このシミュレーションでは、金型温度(T1)と目標温度(T2)とにより導出される設定温度(T3)は、T3=1×(T2−ΔT1)であるとした。すなわち、上記式(1)において、係数αを1とした。また、金型温度(T1)と設定温度(T3)とにより導出される時間間隔(Pr)は、金型温度(T1)と設定温度(T3)との温度差(ΔT2)に基づいて、以下のとおりに設定した。つまり、温度差(ΔT2)が20℃以上である場合には時間間隔(Pr)を1秒とし、温度差(ΔT2)が15℃以上である場合には時間間隔(Pr)を2秒とし、温度差(ΔT2)が10℃以上である場合には時間間隔(Pr)を4秒とし、温度差(ΔT2)が5℃以上である場合には時間間隔(Pr)を6秒とし、温度差(ΔT2)が1℃以上である場合には時間間隔(Pr)を10秒とした。また、金型温度(T1)は、1秒後に温度差(ΔT1)の1/20だけ変化すると仮定した。さらに、設定温度(T3)と冷却水温度(T4)とは等しいと仮定した。

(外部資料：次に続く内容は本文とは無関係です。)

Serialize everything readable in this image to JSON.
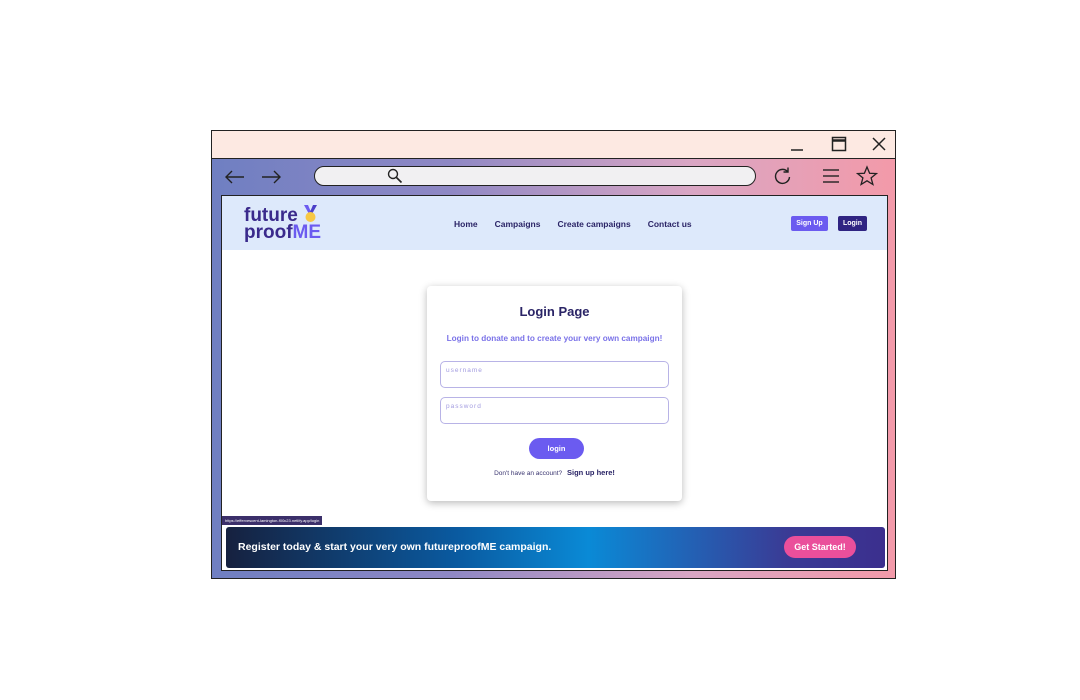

グラフG5とグラフG6を比較すると、温度制御装置1が比較例の温度制御装置よりも早く金型温度(T1)を目標温度(T2)に収束させ得ることがわかった。また、グラフG5とグラフG7とを参照すると、温度差(ΔT1)が小さくなるにつれて、時間間隔(Pr)を長く設定することにより金型温度(T1)の発振が抑制できていることがわかった。
なお、上述した実施形態は本発明に係る製造器具の温度制御装置の一例を示すものである。本発明に係る製造器具の温度制御装置は、実施形態に係る製造器具の温度制御装置に限られるものではなく、各請求項に記載した要旨を変更しない範囲で、変形し又は他のものに適用したものであってもよい。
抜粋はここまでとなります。